端っこの通路を通って上手側からステージを見上げた。
「おはよう」
「うむ、おはよう。鰐塚三年生、貴様も上がってくるがよい」
そう言ってめだかちゃんが手を差し伸べてくる。普通にステージサイドを通って行こうと思っていたから、その手を取るか逡巡してしまった。手を貸してもらえれば難なく上がれるけれど生憎今日もワンピース。少しばかりはしたないかなあ、なんて迷った末、手を取った。ありふれた女の子の細腕にしか見えないのにどこにそんな力があるのだろう。めだかちゃんは想像よりもたやすく私を引き上げた。世界が一段高くなる。
舞台の上は思いのほか広くて、なぜだか急に自分の存在がちっぽけなもののように感じた。ああ、ひと思いにここから突き落として殺してほしい。めだかちゃんにはできない相談だ。もし私が故意に落ちようとしたら間違いなく助けるだろうし、異常性を考慮するとこの子に私の他殺志願は見せるべきじゃない。もしめだかちゃんが他殺志願を完成させてしまったら、私は黒神くんに怒られるどころか呪われる。難儀だな。
ややあってから、掴んだままだった手を離した。
「……ありがとう」
「礼には及ばない。今日もよろしく頼む」
「んー……うん、よろしく」
めだかちゃんと私はつくづく相性が悪い。多分、関わることがお互いにとって不利益だ。きっと黒神くんに頼まれなければ、あの日以来関わることなく過ごしただろう。

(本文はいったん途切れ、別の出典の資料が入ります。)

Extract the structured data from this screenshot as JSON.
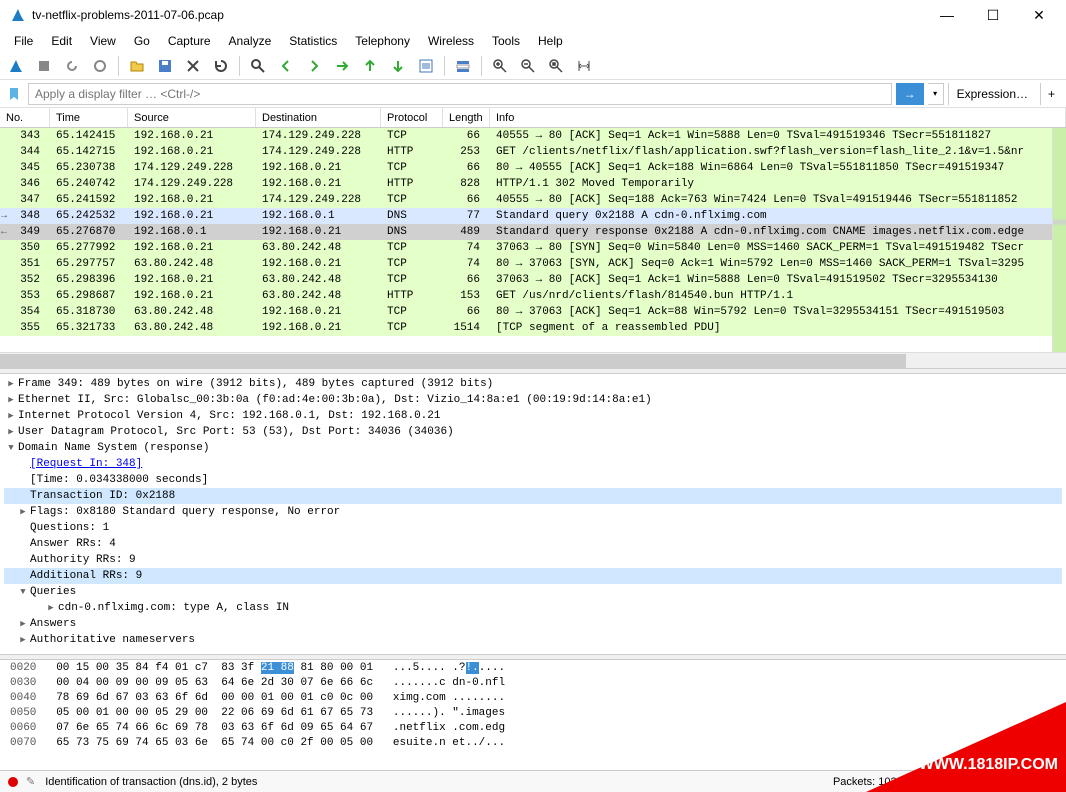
{
  "window": {
    "title": "tv-netflix-problems-2011-07-06.pcap"
  },
  "menu": [
    "File",
    "Edit",
    "View",
    "Go",
    "Capture",
    "Analyze",
    "Statistics",
    "Telephony",
    "Wireless",
    "Tools",
    "Help"
  ],
  "filter": {
    "placeholder": "Apply a display filter … <Ctrl-/>",
    "expression_label": "Expression…"
  },
  "columns": {
    "no": "No.",
    "time": "Time",
    "source": "Source",
    "destination": "Destination",
    "protocol": "Protocol",
    "length": "Length",
    "info": "Info"
  },
  "packets": [
    {
      "no": "343",
      "time": "65.142415",
      "src": "192.168.0.21",
      "dst": "174.129.249.228",
      "proto": "TCP",
      "len": "66",
      "info": "40555 → 80 [ACK] Seq=1 Ack=1 Win=5888 Len=0 TSval=491519346 TSecr=551811827",
      "cls": "green"
    },
    {
      "no": "344",
      "time": "65.142715",
      "src": "192.168.0.21",
      "dst": "174.129.249.228",
      "proto": "HTTP",
      "len": "253",
      "info": "GET /clients/netflix/flash/application.swf?flash_version=flash_lite_2.1&v=1.5&nr",
      "cls": "green"
    },
    {
      "no": "345",
      "time": "65.230738",
      "src": "174.129.249.228",
      "dst": "192.168.0.21",
      "proto": "TCP",
      "len": "66",
      "info": "80 → 40555 [ACK] Seq=1 Ack=188 Win=6864 Len=0 TSval=551811850 TSecr=491519347",
      "cls": "green"
    },
    {
      "no": "346",
      "time": "65.240742",
      "src": "174.129.249.228",
      "dst": "192.168.0.21",
      "proto": "HTTP",
      "len": "828",
      "info": "HTTP/1.1 302 Moved Temporarily",
      "cls": "green"
    },
    {
      "no": "347",
      "time": "65.241592",
      "src": "192.168.0.21",
      "dst": "174.129.249.228",
      "proto": "TCP",
      "len": "66",
      "info": "40555 → 80 [ACK] Seq=188 Ack=763 Win=7424 Len=0 TSval=491519446 TSecr=551811852",
      "cls": "green"
    },
    {
      "no": "348",
      "time": "65.242532",
      "src": "192.168.0.21",
      "dst": "192.168.0.1",
      "proto": "DNS",
      "len": "77",
      "info": "Standard query 0x2188 A cdn-0.nflximg.com",
      "cls": "blue",
      "mark": "→"
    },
    {
      "no": "349",
      "time": "65.276870",
      "src": "192.168.0.1",
      "dst": "192.168.0.21",
      "proto": "DNS",
      "len": "489",
      "info": "Standard query response 0x2188 A cdn-0.nflximg.com CNAME images.netflix.com.edge",
      "cls": "sel",
      "mark": "←"
    },
    {
      "no": "350",
      "time": "65.277992",
      "src": "192.168.0.21",
      "dst": "63.80.242.48",
      "proto": "TCP",
      "len": "74",
      "info": "37063 → 80 [SYN] Seq=0 Win=5840 Len=0 MSS=1460 SACK_PERM=1 TSval=491519482 TSecr",
      "cls": "green"
    },
    {
      "no": "351",
      "time": "65.297757",
      "src": "63.80.242.48",
      "dst": "192.168.0.21",
      "proto": "TCP",
      "len": "74",
      "info": "80 → 37063 [SYN, ACK] Seq=0 Ack=1 Win=5792 Len=0 MSS=1460 SACK_PERM=1 TSval=3295",
      "cls": "green"
    },
    {
      "no": "352",
      "time": "65.298396",
      "src": "192.168.0.21",
      "dst": "63.80.242.48",
      "proto": "TCP",
      "len": "66",
      "info": "37063 → 80 [ACK] Seq=1 Ack=1 Win=5888 Len=0 TSval=491519502 TSecr=3295534130",
      "cls": "green"
    },
    {
      "no": "353",
      "time": "65.298687",
      "src": "192.168.0.21",
      "dst": "63.80.242.48",
      "proto": "HTTP",
      "len": "153",
      "info": "GET /us/nrd/clients/flash/814540.bun HTTP/1.1",
      "cls": "green"
    },
    {
      "no": "354",
      "time": "65.318730",
      "src": "63.80.242.48",
      "dst": "192.168.0.21",
      "proto": "TCP",
      "len": "66",
      "info": "80 → 37063 [ACK] Seq=1 Ack=88 Win=5792 Len=0 TSval=3295534151 TSecr=491519503",
      "cls": "green"
    },
    {
      "no": "355",
      "time": "65.321733",
      "src": "63.80.242.48",
      "dst": "192.168.0.21",
      "proto": "TCP",
      "len": "1514",
      "info": "[TCP segment of a reassembled PDU]",
      "cls": "green"
    }
  ],
  "details": {
    "frame": "Frame 349: 489 bytes on wire (3912 bits), 489 bytes captured (3912 bits)",
    "eth": "Ethernet II, Src: Globalsc_00:3b:0a (f0:ad:4e:00:3b:0a), Dst: Vizio_14:8a:e1 (00:19:9d:14:8a:e1)",
    "ip": "Internet Protocol Version 4, Src: 192.168.0.1, Dst: 192.168.0.21",
    "udp": "User Datagram Protocol, Src Port: 53 (53), Dst Port: 34036 (34036)",
    "dns": "Domain Name System (response)",
    "request_in": "[Request In: 348]",
    "time": "[Time: 0.034338000 seconds]",
    "transaction": "Transaction ID: 0x2188",
    "flags": "Flags: 0x8180 Standard query response, No error",
    "questions": "Questions: 1",
    "answer_rrs": "Answer RRs: 4",
    "authority_rrs": "Authority RRs: 9",
    "additional_rrs": "Additional RRs: 9",
    "queries": "Queries",
    "query1": "cdn-0.nflximg.com: type A, class IN",
    "answers": "Answers",
    "authns": "Authoritative nameservers"
  },
  "hex": [
    {
      "off": "0020",
      "b": "00 15 00 35 84 f4 01 c7  83 3f ",
      "sel": "21 88",
      "b2": " 81 80 00 01",
      "a": "   ...5.... .?",
      "asel": "!.",
      "a2": "...."
    },
    {
      "off": "0030",
      "b": "00 04 00 09 00 09 05 63  64 6e 2d 30 07 6e 66 6c",
      "a": "   .......c dn-0.nfl"
    },
    {
      "off": "0040",
      "b": "78 69 6d 67 03 63 6f 6d  00 00 01 00 01 c0 0c 00",
      "a": "   ximg.com ........"
    },
    {
      "off": "0050",
      "b": "05 00 01 00 00 05 29 00  22 06 69 6d 61 67 65 73",
      "a": "   ......). \".images"
    },
    {
      "off": "0060",
      "b": "07 6e 65 74 66 6c 69 78  03 63 6f 6d 09 65 64 67",
      "a": "   .netflix .com.edg"
    },
    {
      "off": "0070",
      "b": "65 73 75 69 74 65 03 6e  65 74 00 c0 2f 00 05 00",
      "a": "   esuite.n et../..."
    }
  ],
  "status": {
    "left": "Identification of transaction (dns.id), 2 bytes",
    "right": "Packets: 10299 · Displayed: 10299 (100.0%) · "
  },
  "watermark": "WWW.1818IP.COM"
}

純粋培養の天才に人工養殖の天才が何かを教えるだなんて、そんなこと
だって、私にできたんだからめだかちゃんにできないわけがない。
はあ、それじゃあ今日もめだかちゃんの前で死んだり生き返ったりしないように頑張ろう。
「宗像くーん……」
あの後、区切りのいいところまで付き合ってからお見舞いを理由にめだかちゃんを言いくるめ、道すがら処理ちゃんに買い物リストをメールしつつ宗像くんの病室までやって来た。
病室のドアを開けてその姿を確認した途端に、腹の底から欲望が迫り上がってきた。
宗像くんに殺されたい。手段は問わないけど手早いのがいい!
「何も訊かずに殺してほしいんだけど……いい?」
心配そうな視線には気づかないふりをして言う。
いつもなら、こういうとき絶対に「何かあった?」って訊いてくれるから先手を打った。
「……わかった」
宗像くんは頷きながら、いつも通りにS&Wマグナム44を構える。
ところで病院で銃声ってまずくない? ……まあいっか!
諸々の言い訳は宗像くんに考えてもらおうと決めた瞬間に、なんとも鮮やかな手際で私の心臓が撃ち抜かれた。